23 octobre 2007

Trois générations de clients !

Près de 50 ans après avoir vendu son premier vélo sur la rue Saint-Vallier Est, à Québec, Jean-Claude Fournel aura un pincement au cœur lorsqu’il mettra la clé dans la porte de son commerce, le 31 octobre.

L’homme d’affaires de 72 ans quittera pour de bon l’édifice qu’il occupe depuis maintenant 68 ans puisqu’il a été élevé dans un logement au deuxième étage de l’immeuble avant de diriger sa propre entreprise au rez-de-chaussée. L’enseigne porte son nom depuis le 10 février 1961.

À la suite du départ à la retraite du paternel, la famille Fournel a pris la décision de ne garder ouvert que le magasin de Charlesbourg. « Il n’a jamais manqué un jour d’ouvrage ici et il connaissait les clients par leur prénom », affirme son fils Robert. « Il y a toujours eu un Fournel ici. Je me fais dire 12 à 15 fois par semaine par des gens qu’ils ont acheté leur première bicyclette ici. Il y a beaucoup de ti-culs qui sont mariés, aujourd’hui. J’ai vendu des vélos à trois générations de clients », ajoute le septuagénaire.
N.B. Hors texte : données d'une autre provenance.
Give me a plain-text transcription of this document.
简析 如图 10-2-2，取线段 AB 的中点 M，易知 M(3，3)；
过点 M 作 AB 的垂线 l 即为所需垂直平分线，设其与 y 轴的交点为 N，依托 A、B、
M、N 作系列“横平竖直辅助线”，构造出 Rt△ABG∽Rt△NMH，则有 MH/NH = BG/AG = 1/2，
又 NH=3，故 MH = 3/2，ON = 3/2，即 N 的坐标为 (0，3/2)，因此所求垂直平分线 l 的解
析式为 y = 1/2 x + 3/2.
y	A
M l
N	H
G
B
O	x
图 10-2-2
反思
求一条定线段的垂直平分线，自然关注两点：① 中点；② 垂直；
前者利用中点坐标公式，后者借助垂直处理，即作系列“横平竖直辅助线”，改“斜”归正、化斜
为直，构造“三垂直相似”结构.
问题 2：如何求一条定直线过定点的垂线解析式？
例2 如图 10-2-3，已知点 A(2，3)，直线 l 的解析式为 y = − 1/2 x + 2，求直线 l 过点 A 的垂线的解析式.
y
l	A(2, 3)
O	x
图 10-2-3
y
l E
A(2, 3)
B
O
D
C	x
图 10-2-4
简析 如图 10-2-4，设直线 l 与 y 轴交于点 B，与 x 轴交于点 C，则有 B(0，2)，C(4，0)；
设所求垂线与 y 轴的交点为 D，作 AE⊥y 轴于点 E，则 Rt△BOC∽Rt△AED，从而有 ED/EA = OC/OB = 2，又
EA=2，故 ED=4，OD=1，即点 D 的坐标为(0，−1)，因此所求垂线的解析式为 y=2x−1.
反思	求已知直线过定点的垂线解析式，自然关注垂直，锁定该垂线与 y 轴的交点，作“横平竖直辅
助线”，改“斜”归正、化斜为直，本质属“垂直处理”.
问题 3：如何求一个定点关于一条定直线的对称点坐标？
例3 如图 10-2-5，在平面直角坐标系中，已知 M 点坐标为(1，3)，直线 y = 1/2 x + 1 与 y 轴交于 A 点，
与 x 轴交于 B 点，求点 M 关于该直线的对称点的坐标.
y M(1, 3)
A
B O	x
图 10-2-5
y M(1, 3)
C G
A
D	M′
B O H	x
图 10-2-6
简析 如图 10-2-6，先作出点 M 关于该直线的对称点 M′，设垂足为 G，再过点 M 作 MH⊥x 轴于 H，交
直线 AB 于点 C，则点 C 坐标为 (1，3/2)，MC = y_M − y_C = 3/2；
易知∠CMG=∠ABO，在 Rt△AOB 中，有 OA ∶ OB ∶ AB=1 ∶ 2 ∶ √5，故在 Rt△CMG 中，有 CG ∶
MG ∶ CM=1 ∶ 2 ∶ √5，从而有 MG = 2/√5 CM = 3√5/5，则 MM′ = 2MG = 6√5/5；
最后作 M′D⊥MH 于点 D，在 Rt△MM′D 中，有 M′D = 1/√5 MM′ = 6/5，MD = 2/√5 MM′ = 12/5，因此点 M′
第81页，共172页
Malgré sa passion pour la bicyclette, Jean-Claude Fournel n’a jamais eu le temps d’enfourcher une bécane! Il veut aujourd’hui profiter de ses temps libres pour faire de l’équitation et de la moto. « Je n’ai pas eu le temps de pédaler. J’avais bien trop d’ouvrage ! »

Un bon vieux CCM
Les plus vieux se souviendront certainement des vélos de marques Empire, CCM, Automoto, Torpedo et Dynamax. De véritables symboles d’une autre époque. « Au début des années 60, on se faisait traiter de voleur en vendant un Majestic 3 vitesses à 39,95 $ ou un CCM à 59,95 $. »

Anecdotes
Au rayon des anecdotes, M. Fournel se souvient fort bien de plusieurs batailles... avec des clients ! « C’est un coin rough ici. Je pourrais écrire un livre. Il y en a quelques-uns qui ne voulaient pas payer. Quand ça ne faisait pas, je leur montrais la porte d’entrée et je leur disais qu’il y en avait une autre identique en arrière. Je me suis déjà fait courir après par un Chinois avec mon marteau. » En dépit de ces incidents mémorables, il aura bien du mal à tourner la page dans moins de deux semaines. « Ça va être dur. On a eu du bon temps et pas mal de fun ici », dit-il.

Lors du passage du photographe du MédiaMatinQuébec, deux vieilles connaissances s’amusaient à ses dépens à l’extérieur. Jean-Claude Fournel n’a jamais oublié son voisin d’en face, Roland Nadeau, qui venait sans faute lui payer une partie de son vélo lorsqu’il recevait sa paie tous les 15 jours. C’était il y a déjà quelques décennies.


Jean-Claude Fournel est l’un des plus anciens marchands de vélos à Québec.
Après 50 ans sur la rue Saint-Vallier, son enseigne disparaîtra du paysage de la basse-ville.